Currently on the longlist for the Golden Globe’s Foreign Film category, Moffie has screened at Venice and London film festivals; won at Dublin and Thessaloniki; and was nominated for three British Independent Film Awards: Best Director (Oliver Hermanus), Breakthrough Producer (Jack Sidey) and Best Cinematography (Jamie Ramsey).
The film is set in South Africa, 1981, with the white minority government embroiled in a conflict on the southern Angolan border. Like all white boys over the age of 16, Nicholas Van der Swart (Kai Luke Brummer) must complete two years of compulsory military service to defend the Apartheid regime.
The threat of communism and die swart gevaar is at an all-time high. But that’s not the only danger Nicholas faces.

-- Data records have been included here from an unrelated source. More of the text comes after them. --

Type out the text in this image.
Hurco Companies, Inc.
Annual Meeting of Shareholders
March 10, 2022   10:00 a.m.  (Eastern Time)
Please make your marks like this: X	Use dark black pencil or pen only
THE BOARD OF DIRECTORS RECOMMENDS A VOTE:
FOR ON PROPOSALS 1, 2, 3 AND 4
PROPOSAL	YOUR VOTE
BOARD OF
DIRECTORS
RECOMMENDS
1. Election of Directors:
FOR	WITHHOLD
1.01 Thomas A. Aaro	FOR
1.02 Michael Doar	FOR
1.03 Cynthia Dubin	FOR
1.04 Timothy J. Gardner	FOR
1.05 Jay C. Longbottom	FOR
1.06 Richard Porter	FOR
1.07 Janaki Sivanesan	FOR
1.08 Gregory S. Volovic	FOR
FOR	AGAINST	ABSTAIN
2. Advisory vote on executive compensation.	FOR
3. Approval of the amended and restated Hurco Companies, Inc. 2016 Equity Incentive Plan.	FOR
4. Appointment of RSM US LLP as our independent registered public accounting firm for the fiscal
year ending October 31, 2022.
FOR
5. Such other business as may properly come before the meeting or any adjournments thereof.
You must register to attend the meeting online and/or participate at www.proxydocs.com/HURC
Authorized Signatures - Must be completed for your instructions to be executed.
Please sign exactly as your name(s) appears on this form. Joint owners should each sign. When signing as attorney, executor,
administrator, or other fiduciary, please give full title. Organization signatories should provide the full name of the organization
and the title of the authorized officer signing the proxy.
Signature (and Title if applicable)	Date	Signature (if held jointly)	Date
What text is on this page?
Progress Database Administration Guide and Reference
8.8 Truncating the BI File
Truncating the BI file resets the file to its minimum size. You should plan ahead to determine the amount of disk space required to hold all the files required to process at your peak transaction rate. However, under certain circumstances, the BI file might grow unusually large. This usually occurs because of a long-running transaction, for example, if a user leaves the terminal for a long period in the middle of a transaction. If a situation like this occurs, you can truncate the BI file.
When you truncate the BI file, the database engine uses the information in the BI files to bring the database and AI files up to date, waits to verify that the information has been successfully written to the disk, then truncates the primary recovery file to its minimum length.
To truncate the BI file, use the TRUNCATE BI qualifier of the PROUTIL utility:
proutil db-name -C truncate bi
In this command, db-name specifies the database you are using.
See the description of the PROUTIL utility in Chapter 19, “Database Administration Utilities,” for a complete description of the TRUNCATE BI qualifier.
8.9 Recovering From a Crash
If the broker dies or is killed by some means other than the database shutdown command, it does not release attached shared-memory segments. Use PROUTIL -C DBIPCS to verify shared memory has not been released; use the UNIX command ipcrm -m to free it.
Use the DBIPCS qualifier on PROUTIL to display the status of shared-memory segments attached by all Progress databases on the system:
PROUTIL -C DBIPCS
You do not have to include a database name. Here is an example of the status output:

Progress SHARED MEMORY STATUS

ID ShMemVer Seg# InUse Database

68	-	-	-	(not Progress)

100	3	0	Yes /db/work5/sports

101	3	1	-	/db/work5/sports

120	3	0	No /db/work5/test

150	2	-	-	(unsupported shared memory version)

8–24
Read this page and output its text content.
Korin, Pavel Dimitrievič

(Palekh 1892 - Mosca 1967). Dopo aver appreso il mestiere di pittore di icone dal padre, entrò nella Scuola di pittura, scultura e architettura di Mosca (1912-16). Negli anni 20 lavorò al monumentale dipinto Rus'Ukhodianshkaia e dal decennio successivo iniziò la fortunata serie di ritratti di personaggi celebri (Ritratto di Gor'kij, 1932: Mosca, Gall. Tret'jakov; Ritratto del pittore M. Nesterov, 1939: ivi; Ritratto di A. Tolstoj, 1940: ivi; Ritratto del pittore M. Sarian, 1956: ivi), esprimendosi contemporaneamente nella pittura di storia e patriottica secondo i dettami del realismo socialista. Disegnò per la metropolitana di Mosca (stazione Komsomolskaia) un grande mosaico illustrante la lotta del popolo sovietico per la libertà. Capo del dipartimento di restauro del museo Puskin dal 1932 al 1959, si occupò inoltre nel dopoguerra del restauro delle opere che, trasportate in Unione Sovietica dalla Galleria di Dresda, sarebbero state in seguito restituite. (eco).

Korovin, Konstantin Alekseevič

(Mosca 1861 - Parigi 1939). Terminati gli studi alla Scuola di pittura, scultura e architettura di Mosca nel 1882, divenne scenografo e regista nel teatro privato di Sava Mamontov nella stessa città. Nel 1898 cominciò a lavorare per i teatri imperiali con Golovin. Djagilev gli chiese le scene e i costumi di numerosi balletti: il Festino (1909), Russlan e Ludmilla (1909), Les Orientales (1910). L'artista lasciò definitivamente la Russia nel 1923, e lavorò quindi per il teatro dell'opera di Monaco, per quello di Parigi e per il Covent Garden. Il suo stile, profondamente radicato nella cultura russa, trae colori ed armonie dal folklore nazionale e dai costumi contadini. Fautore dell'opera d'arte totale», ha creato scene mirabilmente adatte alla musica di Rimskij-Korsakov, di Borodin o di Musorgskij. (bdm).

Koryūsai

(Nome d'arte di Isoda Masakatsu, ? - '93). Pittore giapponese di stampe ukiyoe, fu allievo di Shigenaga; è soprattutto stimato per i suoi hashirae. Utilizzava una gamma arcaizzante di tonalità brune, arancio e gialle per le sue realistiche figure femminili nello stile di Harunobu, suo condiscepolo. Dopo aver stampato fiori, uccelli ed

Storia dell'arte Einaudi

He must survive the brutality of the army – something that becomes even more difficult when a connection is sparked between him and a fellow recruit.
Moffie has a 100% critics rating from Rotten Tomatoes, with Variety raving, “South African auteur Oliver Hermanus makes his masterpiece with this brutal but radiant story of young gay desire on the Angolan war front… establishing him quite plainly as South Africa’s most vital contemporary filmmaker… Both a shiver-delicate exploration of unspoken desire and a scarringly brilliant anatomy of white South African masculinity. It fair takes your breath away.”
Adapted from an autobiographical 2006 novel by André Carl van der Merwe, Moffie is produced by South African-born Eric Abraham, who has produced two Oscar-winning films: Pawel Pawlikowski’s Ida and Jan Sverak’s Kolya.
Abraham is also the founder and benefactor of The Fugard Theatre in Cape Town.